Cyber-security is a necessity, not a luxury – and each and every school is ripe for the picking by hackers, fraudsters and thieves. How do you start building a strategy to prevent breaches?
Creating a secure digital environment in a school – for staff and pupils alike – can be challenging on a large scale, particularly when budgets are constantly being squeezed.
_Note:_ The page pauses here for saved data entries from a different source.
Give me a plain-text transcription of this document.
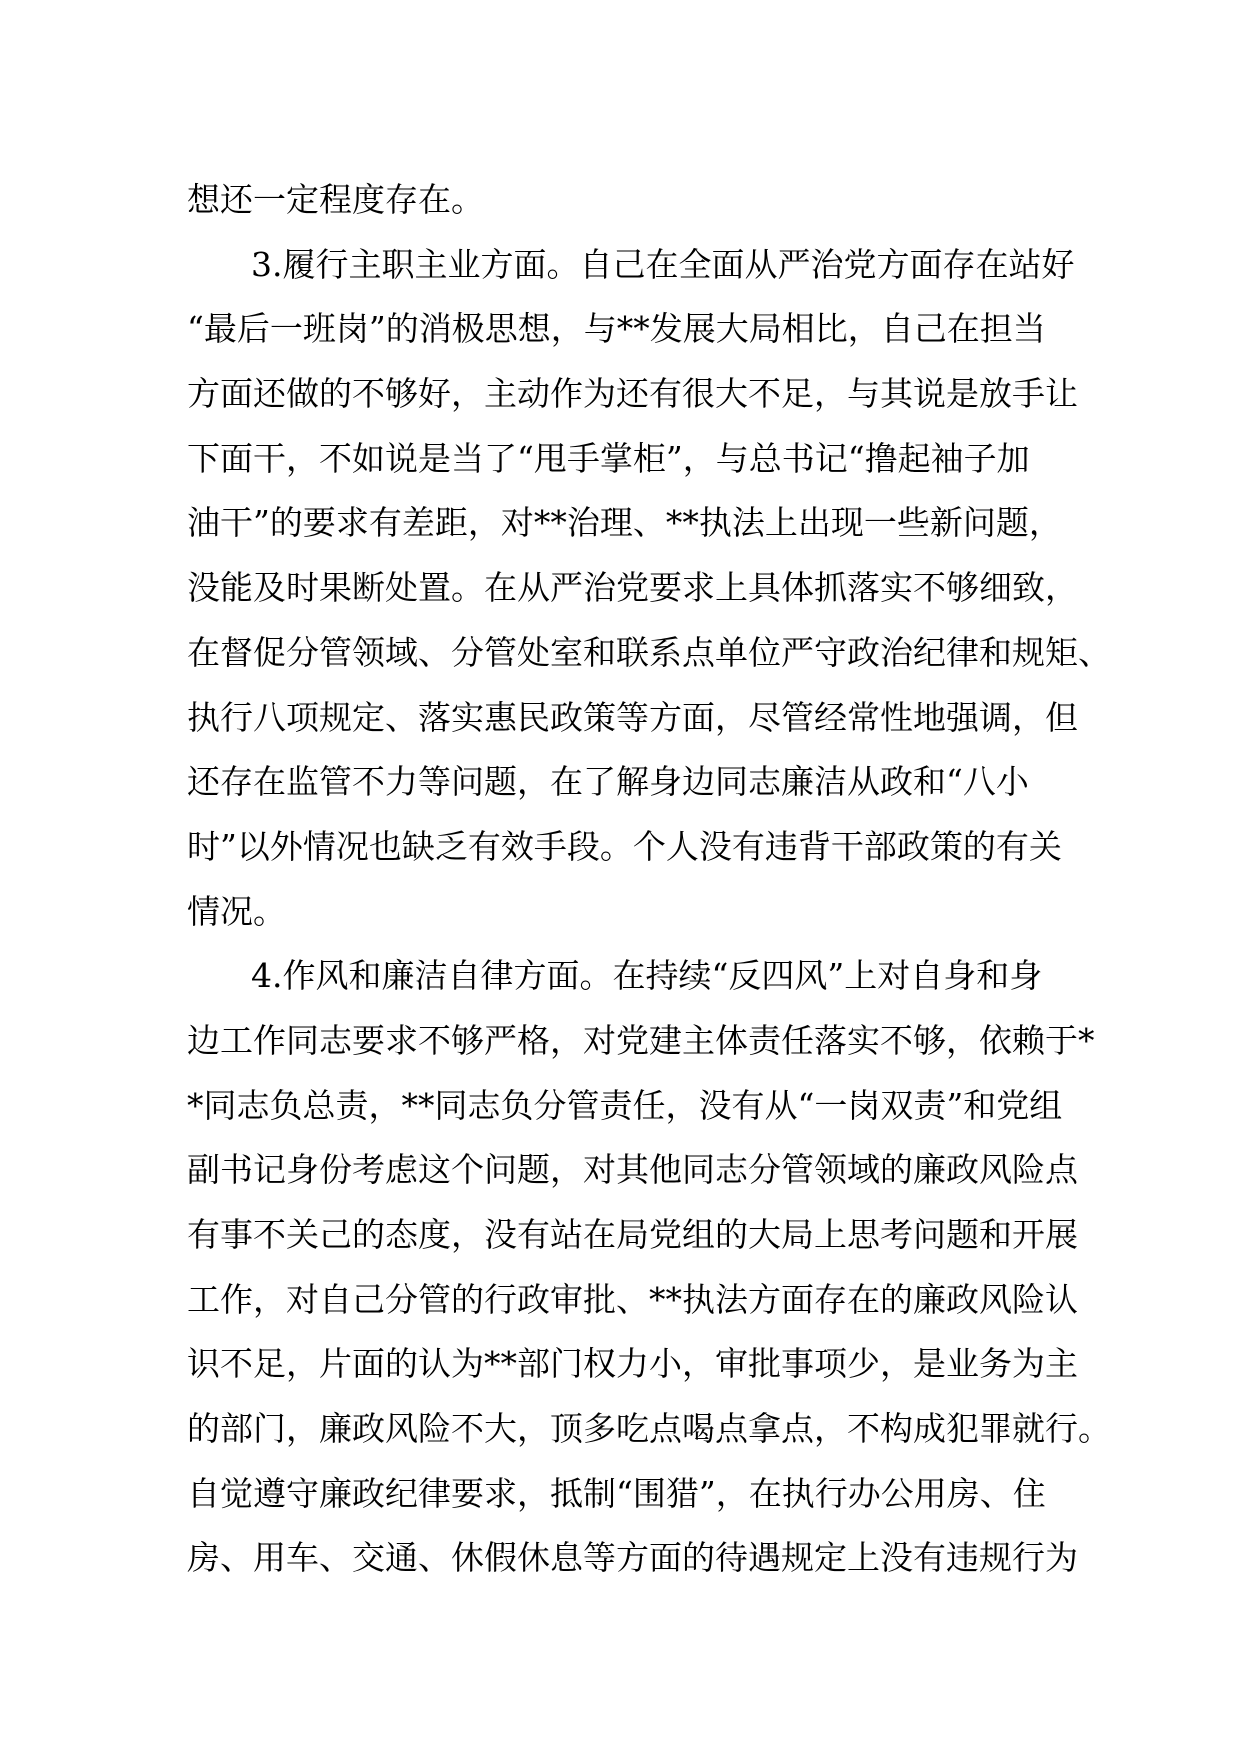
想还一定程度存在。
3.履行主职主业方面。自己在全面从严治党方面存在站好
“最后一班岗”的消极思想，与**发展大局相比，自己在担当
方面还做的不够好，主动作为还有很大不足，与其说是放手让
下面干，不如说是当了“甩手掌柜”，与总书记“撸起袖子加
油干”的要求有差距，对**治理、**执法上出现一些新问题，
没能及时果断处置。在从严治党要求上具体抓落实不够细致，
在督促分管领域、分管处室和联系点单位严守政治纪律和规矩、
执行八项规定、落实惠民政策等方面，尽管经常性地强调，但
还存在监管不力等问题，在了解身边同志廉洁从政和“八小
时”以外情况也缺乏有效手段。个人没有违背干部政策的有关
情况。
4.作风和廉洁自律方面。在持续“反四风”上对自身和身
边工作同志要求不够严格，对党建主体责任落实不够，依赖于*
*同志负总责，**同志负分管责任，没有从“一岗双责”和党组
副书记身份考虑这个问题，对其他同志分管领域的廉政风险点
有事不关己的态度，没有站在局党组的大局上思考问题和开展
工作，对自己分管的行政审批、**执法方面存在的廉政风险认
识不足，片面的认为**部门权力小，审批事项少，是业务为主
的部门，廉政风险不大，顶多吃点喝点拿点，不构成犯罪就行。
自觉遵守廉政纪律要求，抵制“围猎”，在执行办公用房、住
房、用车、交通、休假休息等方面的待遇规定上没有违规行为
It’s important for schools to have a cyber-security strategy, including:
- Child safety, with appropriate blocks in place where necessary.
- Staff safety, with appropriate blocks in place where necessary.
- How to adhere to the General Data Protection Regulation (GDPR) regarding the use and sharing of personal staff data, child data and financial information.
- Education around the potential impact of a data breach.
- A strict set of rules and regulations relating to how to prevent data breaches – and how to deal with them if they occur.
Responsibilities that a school’s data protection officer must take on, according to Ian Buss of Education Banking:
- Keeping up-to-date with GDPR developments, and ensuring staff are trained accordingly.
- Keeping their school(s) up-to-date with their data obligations, now and in the future.
- Monitoring compliance with the law, as well as their school policies.
- Co-operating with the Information Commissioner’s Office (ICO).
- Managing subject access requests (SARs) within the required timescales.
- Advising on, and reporting, data breaches to the ICO within 72 hours.<box out>
The most important thing to remember is that you are a target. Schools are considered easy pickings for hackers and fraudsters; this may be because they lack a dedicated data security expert, or they don’t have the funding available to invest in software solutions – whatever the reason, they must be more vigilant than most organisations. Here are some simple tips to remember, and implement through your school’s cyber security strategy.
Expect to be attacked
Know the threats. You are an attractive target, even if you don’t realise it.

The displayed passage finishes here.